Worried about the slow pace of progress towards the Millennium Development Goals (MDGs), Annan has repeatedly urged wealthy nations to fulfill their pledge of giving at least 0.7 percent of gross national income for development in poor countries.
This issue is also highlighted in the draft document for the September Summit, but the United States has expressed strong reservations.
In fact, the United States recently introduced more than 750 amendments that would eliminate new pledges of foreign aid to poor countries, instead focusing on issues such as terrorism and security.

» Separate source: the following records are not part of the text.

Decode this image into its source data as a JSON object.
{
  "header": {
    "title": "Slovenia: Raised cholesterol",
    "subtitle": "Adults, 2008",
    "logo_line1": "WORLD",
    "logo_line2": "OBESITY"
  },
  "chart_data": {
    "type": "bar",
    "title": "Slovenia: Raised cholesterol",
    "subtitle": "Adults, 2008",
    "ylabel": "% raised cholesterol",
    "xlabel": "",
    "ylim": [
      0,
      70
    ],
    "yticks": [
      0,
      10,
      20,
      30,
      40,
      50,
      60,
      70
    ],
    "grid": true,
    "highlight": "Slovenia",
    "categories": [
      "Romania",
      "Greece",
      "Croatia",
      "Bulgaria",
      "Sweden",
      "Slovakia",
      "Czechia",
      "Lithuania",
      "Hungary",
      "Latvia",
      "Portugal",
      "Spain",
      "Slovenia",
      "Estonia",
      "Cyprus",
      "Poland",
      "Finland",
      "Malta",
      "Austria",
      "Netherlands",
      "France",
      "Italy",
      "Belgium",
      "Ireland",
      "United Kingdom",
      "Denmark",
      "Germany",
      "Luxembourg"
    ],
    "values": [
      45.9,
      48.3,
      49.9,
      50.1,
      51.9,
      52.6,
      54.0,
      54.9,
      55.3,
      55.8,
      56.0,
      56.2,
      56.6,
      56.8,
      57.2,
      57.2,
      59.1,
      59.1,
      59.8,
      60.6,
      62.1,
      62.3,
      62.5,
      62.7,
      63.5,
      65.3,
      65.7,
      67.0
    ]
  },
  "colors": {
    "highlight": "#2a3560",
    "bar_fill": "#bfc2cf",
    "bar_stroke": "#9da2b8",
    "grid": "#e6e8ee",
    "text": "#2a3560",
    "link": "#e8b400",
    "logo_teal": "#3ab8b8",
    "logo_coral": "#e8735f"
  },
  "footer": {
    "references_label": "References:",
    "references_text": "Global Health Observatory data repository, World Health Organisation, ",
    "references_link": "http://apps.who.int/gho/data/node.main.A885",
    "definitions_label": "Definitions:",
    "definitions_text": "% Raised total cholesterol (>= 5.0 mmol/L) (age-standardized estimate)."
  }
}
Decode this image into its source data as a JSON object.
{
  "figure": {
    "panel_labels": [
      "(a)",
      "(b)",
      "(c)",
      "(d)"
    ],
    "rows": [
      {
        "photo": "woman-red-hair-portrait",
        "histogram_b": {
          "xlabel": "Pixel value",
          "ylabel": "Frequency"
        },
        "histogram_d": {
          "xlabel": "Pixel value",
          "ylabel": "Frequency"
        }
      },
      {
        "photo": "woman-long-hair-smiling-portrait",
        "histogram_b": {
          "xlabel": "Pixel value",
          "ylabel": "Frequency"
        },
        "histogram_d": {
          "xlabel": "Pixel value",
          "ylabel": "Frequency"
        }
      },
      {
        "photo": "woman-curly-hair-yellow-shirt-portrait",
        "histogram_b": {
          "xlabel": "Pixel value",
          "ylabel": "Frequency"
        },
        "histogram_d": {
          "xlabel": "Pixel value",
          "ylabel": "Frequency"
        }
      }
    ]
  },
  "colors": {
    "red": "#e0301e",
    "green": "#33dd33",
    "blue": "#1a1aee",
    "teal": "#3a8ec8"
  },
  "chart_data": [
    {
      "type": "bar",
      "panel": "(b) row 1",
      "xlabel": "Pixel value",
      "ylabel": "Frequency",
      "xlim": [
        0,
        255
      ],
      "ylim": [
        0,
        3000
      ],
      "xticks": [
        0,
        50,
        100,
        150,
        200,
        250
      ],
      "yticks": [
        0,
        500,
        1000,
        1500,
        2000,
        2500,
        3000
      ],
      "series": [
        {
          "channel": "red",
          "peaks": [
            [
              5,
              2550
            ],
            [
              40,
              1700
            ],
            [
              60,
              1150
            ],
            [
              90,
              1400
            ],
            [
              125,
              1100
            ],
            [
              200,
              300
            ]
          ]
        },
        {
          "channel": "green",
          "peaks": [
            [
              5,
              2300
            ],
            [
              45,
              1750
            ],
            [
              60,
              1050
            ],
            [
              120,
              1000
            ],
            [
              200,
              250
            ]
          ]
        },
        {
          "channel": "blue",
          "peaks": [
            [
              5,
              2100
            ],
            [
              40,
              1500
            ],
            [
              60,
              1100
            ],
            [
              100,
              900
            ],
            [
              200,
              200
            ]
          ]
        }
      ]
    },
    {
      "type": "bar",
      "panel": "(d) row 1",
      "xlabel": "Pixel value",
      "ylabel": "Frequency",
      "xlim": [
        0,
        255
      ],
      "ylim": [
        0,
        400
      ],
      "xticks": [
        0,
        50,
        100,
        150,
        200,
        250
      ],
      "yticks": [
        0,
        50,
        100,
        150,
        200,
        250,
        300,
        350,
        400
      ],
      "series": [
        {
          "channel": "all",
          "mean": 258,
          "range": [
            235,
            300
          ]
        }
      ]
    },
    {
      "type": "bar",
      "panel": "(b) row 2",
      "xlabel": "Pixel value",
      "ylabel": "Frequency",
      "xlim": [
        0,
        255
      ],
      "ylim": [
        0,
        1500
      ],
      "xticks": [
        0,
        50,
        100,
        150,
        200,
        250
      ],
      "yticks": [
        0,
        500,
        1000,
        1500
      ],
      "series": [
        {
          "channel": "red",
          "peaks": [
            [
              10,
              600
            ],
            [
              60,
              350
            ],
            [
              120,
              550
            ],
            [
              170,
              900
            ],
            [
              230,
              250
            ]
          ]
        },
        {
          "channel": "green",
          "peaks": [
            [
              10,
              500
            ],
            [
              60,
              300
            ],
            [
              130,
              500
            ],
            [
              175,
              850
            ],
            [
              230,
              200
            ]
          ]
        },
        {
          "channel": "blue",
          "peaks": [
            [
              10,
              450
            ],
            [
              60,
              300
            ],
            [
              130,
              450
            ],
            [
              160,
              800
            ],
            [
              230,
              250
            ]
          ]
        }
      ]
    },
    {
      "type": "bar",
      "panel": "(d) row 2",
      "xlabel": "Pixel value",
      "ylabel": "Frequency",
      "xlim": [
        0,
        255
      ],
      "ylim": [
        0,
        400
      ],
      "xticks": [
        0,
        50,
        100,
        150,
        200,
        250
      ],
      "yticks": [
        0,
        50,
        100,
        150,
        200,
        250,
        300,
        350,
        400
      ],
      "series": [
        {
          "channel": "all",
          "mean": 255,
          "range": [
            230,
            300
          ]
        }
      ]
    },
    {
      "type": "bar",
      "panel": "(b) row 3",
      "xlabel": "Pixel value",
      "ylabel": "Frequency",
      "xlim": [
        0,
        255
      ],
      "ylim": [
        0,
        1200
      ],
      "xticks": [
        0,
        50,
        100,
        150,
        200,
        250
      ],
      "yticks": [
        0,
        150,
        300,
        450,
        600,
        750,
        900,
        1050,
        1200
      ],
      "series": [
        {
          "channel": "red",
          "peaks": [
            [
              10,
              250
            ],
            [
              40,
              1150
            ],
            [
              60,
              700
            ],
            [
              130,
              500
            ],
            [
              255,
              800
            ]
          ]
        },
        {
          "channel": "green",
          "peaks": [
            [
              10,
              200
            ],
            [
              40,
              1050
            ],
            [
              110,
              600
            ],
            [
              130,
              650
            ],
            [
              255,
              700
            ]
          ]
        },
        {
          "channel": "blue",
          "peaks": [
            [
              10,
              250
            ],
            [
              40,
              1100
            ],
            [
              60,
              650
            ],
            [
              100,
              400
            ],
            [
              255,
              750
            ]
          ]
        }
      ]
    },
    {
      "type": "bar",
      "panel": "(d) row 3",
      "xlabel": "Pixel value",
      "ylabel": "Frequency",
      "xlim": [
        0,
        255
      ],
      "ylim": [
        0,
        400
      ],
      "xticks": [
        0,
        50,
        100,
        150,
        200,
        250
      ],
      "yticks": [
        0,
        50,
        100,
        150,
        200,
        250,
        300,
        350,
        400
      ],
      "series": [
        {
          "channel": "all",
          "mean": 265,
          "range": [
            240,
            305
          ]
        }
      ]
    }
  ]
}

The eight MDGs include a 50 percent reduction in poverty and hunger; universal primary education; reduction of child mortality by two-thirds; cutbacks in maternal mortality by three-quarters; the promotion of gender equality; environmental sustainability; reversal of the spread of HIV/AIDS, malaria and other diseases; and a global partnership for development between the rich and poor -- all by 2015.
"The U.S. government calls for striking any mention of the MDGs, and the administration has publicly complained that the document's section on poverty is too long," according to the Washington Post, which obtained the text of Washington's proposals this week.
In their report, U.N. researchers also argue that the growing schism between the "haves" and "have-nots" poses a major threat to democracies around the world, and will breed further violence and terror if the trend is not reversed.
In his remarks, Ocampo warned the world community of the consequences of inaction.
"Failure to address this inequality predicament will insure that social injustice and better living conditions for all people remain elusive," he said, adding that it would lead to further social instability in the world, "for which every one will have to pay the price".